社長は、労働対価を具体的に知るべき

2021年11月29日 こころ院長ブログ

社長でも、具体的な労働対価を知らない人がいっぱいいる。そういった会社は、経費が雑だったりする。何を言っているのかというと、病院でいうならば、患者さん一人を、外来、入院、訪問などで診療、看護、リハビリテーションする場合、よく言うのは、患者さん一人当たり入院費いくらいくら、だから、60床あれば単純計算で×60すれば、この病棟・病院ではこれくらいの収益が出るはずだ・・・・。と。まぁ、ざっくりいえば、そうなのですが、そもそもその一人当たりに、どれくらいのものと人がかかっているのかを知るべきだという話です。一病床あたりで計算すると、そこにスタッフの顔が見えない、お金だけを見ている、とも取れます。患者さん一人につき、もちろん、ほかの患者さんもみるので、一対一ではないのですが、主治医がいて、日勤・夜勤の看護師が居て、介護士がいて、療法士が居て、総務・医療事務がいて、栄養士が居て、薬剤師がいて、施設管理・守衛が居て、部屋を掃除する清掃係が居て・・・・と、多くのスタッフがかかわるわけです。その患者さんが一日、安心して過ごし、治療・看護・リハビリを受けるのに、これだけの人が24時間かかわって、1日いくらいくらの医療費になるわけです。それを安いと取るのか高いと取るのか、それは価値観の問題。それだけのスタッフが心を込めて一生懸命仕事をした対価が、いくらいくらである、それを肝に銘じる必要がある。それをもって、会社の経費を何にかけるかを検討、決定しているだろうか。
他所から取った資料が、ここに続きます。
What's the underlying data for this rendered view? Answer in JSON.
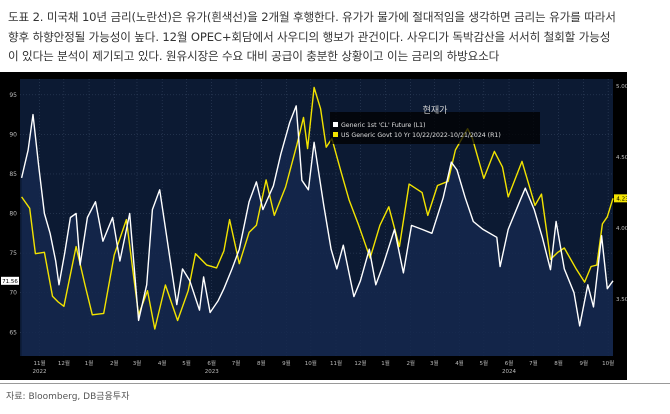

会社の年商なんかは数千万から数十億円まで、クリニック・病院の規模で様々でしょう。それに比べたら、使われている経費の一個一個の金額は、微々たるものなのでしょう。何かを買ったり、広告や接待に使われたり、何らかの機器や道具・薬品を仕入れたり、施設の修繕や増築に使われたり、社長の高級車やヘリ・自家用ジェットに使われていたり・・・・、いろいろなことに経費が使われています。ただ、その微々たるものを生み出すのに、スタッフがどれほど真剣に仕事に向き合っているのかを考えているのだろうか?このぐらいの病床があるから、これくらいの時間があるから、もっと稼げる、もっと行けると、ノルマを課していないだろうか?これぐらいの利益があるから、使ってもいいだろう、法人税を払いたくないから買って使っちゃおう、などと安易に無駄遣いしていないだろうか?たとえ数千円でも一万円でも、貴重な対価を無駄にしないように、細かい経費についても、無駄がないように検討する癖をつけているだろうか?スタッフが、一生懸命生み出した対価を思えば、一円でも大事にするはず。そこを怠り、どんぶり勘定していると、ふとしたことで足元をすくわれる、そもそもそういったメンタルでいる社長には、今の時代、もうスタッフもついてこない、心酔しない。会社は、採用するスタッフを選ぶが、スタッフも働く会社を選ぶ、当たり前だが、それが行われている、行われるようになったのが今の日本なんだろうなと思う。